Il premier Enrico Letta è intervenuto sulle amministrative affermando che questo risultato rafforza le grandi intese. Il centrosinistra ha vinto ma con il paradosso di un governo di coalizione. Il governo di larghe intese era davvero la soluzione migliore per l’Italia?

L’alternativa sarebbe stata tornare immediatamente al voto con la medesima legge elettorale e con il rischio di ritrovarsi nella stessa situazione di stallo dovuta ai fragili equilibri elettorali. Il governo di larghe intese era, ripeto era, l’unica soluzione per l’Italia. Il suo tempo non è ancora venuto, ci sono ancora tante cose da fare e l’occasione è propizia per approvare leggi utili altrimenti difficili da far passare, ma deve essere un governo a tempo determinato o forse a progetto. Oddio, il rischio che sia ad orologeria c’è, ed il detonatore potrebbe essere Berlusconi con i suoi processi, ma il Pd è molto bravo a farsi male anche da solo, potrebbe riuscire con una bella lotta intestina a fare harakiri.
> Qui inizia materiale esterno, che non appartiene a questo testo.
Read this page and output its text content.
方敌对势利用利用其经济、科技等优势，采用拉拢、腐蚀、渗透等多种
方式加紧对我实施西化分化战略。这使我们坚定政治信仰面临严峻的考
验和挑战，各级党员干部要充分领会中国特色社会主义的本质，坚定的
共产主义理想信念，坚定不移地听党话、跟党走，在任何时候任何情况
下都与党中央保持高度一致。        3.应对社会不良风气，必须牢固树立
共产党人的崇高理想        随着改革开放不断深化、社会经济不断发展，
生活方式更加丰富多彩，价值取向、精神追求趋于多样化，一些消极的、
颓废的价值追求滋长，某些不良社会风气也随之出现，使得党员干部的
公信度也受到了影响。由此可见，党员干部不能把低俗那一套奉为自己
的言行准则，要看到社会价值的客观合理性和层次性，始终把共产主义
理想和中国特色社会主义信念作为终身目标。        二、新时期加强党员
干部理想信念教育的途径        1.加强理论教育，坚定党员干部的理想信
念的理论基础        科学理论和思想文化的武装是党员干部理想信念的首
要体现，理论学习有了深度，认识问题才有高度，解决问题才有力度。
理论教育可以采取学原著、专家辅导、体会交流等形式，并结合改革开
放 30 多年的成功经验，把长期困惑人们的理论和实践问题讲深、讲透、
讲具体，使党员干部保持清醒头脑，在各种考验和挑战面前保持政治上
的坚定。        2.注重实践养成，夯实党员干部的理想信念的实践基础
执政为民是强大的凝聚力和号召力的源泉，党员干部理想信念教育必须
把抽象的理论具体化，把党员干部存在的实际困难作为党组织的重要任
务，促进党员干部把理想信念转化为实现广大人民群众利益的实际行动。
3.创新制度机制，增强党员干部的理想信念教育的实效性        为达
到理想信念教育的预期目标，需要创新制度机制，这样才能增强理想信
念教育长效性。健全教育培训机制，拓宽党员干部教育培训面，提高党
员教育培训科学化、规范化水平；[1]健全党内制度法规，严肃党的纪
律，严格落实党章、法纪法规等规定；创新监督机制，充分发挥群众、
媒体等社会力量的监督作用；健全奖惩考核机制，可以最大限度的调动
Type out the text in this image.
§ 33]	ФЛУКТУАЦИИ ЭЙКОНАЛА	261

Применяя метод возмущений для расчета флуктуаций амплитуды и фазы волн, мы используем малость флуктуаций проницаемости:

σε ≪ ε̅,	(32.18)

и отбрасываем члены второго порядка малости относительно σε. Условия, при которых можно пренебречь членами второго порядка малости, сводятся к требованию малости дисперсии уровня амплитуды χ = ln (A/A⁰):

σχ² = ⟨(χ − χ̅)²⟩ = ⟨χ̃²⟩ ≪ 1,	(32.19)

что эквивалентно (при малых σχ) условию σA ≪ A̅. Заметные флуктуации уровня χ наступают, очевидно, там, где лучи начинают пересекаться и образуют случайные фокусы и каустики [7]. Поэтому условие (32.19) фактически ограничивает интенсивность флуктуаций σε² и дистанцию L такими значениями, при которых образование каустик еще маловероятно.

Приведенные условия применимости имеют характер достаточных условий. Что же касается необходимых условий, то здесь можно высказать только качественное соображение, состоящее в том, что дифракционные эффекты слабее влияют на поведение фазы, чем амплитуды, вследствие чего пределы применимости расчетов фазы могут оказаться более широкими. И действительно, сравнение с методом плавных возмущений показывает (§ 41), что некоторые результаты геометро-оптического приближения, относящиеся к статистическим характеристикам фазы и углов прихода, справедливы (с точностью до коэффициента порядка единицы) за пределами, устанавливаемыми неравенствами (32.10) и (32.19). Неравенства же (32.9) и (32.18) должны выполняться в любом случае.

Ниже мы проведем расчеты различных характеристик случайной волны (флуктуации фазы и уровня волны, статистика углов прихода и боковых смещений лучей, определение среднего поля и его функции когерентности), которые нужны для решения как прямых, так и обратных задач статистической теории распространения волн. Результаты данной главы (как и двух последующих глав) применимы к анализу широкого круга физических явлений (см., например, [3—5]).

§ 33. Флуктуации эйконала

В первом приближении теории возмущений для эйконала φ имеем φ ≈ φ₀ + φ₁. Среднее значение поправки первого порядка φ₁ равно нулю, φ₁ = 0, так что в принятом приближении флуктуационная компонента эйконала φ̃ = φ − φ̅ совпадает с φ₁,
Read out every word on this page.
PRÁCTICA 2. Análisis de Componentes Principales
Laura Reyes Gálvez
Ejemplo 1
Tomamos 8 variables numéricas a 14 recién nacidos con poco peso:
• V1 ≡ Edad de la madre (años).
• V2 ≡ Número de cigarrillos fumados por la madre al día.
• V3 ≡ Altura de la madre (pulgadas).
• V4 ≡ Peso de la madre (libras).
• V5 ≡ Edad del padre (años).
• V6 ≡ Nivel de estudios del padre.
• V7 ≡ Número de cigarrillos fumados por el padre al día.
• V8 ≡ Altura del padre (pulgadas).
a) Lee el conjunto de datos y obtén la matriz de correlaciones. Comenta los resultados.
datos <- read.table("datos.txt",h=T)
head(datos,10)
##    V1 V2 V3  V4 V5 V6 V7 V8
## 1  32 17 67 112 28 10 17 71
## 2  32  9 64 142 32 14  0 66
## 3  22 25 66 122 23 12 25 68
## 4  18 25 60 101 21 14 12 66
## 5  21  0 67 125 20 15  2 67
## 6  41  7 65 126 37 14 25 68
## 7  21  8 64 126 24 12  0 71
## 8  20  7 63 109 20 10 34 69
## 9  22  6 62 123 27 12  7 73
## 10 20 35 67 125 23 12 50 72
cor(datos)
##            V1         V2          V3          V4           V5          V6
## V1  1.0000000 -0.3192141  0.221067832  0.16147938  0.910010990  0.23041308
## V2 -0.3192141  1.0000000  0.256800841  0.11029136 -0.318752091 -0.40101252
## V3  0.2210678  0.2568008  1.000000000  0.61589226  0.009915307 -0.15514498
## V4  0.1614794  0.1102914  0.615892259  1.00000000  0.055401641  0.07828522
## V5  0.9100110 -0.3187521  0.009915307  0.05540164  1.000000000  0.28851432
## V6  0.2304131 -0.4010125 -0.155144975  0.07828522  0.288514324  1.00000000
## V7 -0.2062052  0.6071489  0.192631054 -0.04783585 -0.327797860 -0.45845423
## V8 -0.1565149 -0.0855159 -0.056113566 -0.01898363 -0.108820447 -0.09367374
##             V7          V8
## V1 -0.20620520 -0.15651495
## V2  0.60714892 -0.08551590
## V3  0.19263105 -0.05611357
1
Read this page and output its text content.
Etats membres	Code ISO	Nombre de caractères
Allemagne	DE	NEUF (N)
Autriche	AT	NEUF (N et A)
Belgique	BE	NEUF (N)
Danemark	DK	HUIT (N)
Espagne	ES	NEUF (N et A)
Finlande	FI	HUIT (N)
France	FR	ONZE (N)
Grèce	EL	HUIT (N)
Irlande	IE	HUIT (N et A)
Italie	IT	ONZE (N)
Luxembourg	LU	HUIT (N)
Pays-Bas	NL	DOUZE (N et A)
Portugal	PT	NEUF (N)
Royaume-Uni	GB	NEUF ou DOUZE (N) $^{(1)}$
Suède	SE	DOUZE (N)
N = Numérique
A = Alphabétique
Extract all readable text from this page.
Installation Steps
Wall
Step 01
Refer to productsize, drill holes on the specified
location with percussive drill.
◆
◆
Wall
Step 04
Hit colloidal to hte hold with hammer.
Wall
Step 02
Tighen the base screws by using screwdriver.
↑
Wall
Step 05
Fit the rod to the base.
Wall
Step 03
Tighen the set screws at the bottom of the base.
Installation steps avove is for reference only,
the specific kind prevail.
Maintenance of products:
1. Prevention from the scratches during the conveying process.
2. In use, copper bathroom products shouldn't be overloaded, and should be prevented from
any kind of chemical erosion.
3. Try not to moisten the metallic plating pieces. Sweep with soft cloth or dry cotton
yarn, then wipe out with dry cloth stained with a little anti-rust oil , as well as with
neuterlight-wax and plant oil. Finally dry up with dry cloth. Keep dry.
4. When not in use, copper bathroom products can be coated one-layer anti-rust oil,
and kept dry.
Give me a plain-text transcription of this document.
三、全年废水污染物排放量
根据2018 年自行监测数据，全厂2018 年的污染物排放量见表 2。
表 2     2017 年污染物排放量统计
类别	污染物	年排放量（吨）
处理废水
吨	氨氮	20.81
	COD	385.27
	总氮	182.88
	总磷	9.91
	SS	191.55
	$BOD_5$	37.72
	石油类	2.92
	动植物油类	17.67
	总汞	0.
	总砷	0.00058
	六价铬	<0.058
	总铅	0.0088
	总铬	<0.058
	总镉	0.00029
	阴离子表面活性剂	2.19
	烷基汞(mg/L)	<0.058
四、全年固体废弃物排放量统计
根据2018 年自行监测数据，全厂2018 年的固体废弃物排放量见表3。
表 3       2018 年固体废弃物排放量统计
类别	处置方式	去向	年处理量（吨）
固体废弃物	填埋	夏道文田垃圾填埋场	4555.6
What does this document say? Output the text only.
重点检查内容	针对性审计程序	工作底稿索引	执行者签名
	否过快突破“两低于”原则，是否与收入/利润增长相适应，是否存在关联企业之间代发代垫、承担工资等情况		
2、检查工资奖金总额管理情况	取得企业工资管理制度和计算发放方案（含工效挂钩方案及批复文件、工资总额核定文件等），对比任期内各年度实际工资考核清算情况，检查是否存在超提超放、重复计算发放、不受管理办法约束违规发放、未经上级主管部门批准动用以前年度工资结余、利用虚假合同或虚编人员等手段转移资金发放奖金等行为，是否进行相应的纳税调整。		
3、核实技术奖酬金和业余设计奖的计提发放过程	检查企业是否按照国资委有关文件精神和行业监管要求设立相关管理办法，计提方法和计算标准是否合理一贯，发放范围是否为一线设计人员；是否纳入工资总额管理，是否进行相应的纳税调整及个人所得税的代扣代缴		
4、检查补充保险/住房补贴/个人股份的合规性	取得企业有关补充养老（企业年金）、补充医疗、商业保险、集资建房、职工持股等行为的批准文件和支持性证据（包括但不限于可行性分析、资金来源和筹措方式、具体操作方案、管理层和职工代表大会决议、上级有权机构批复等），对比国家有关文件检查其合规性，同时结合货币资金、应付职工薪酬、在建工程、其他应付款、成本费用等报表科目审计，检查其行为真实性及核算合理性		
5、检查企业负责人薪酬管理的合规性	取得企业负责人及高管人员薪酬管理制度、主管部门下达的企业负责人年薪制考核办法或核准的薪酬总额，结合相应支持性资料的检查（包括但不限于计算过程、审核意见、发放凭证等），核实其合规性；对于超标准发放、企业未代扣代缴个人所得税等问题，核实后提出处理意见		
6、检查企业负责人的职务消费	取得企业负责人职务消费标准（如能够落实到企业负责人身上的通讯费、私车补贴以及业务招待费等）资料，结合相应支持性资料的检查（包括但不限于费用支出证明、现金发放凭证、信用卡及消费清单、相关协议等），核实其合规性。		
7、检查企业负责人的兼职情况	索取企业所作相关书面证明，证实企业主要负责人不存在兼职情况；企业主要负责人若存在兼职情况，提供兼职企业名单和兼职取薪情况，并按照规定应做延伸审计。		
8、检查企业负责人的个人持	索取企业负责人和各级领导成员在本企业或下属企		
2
No, troppo onorevole, d’altronde ciò che è intestino ha solo una via d’uscita.

Lunedì sera a Piazza Pulita è intervenuto il sindaco di Firenze Matteo Renzi. «Le larghe intese sono la sconfitta della politica e del centrosinistra. Le facciamo perché abbiamo perso le elezioni, altrimenti non avremmo governato con Brunetta e Schifani», ha dichiarato. Il Pd necessita di una leadership interna vera e propria. Chi potrebbe prestarsi alla guida del centrosinistra e su quale linea dovrebbe muoversi per il bene del partito e del Paese?

Il Pd ha bisogno che i suoi leader appaiano un po’ meno in tv, che parlino meno e facciano di più. Sono specialisti nello sprecare occasioni ghiotte, si scannano in seno al partito quando avrebbero un Paese da governare, e se non fossero così dilaniati internamente, adesso l’Italia la governerebbero da soli. Paradossalmente chi tiene in vita il partito democratico è l’avversario: Berlusconi per adesso ancora più di Grillo, ma l’importante è che in assenza di idee e ideali, di anime e cervelli, ci sia un “nemico” da fronteggiare. Francamente ritengo che senza i “nemiciamici” il Pd oggi non esisterebbe. La questione della leadership è secondaria, è molto più importante trovare una linea comune nel partito, eliminare le varie correnti, assumere posizioni chiare sui vari argomenti e ritrovare il contatto con la base che ti da i sindaci. C’è da stare attenti: la gente potrebbe stufarsi di votare turandosi il naso, di scegliere il male minore.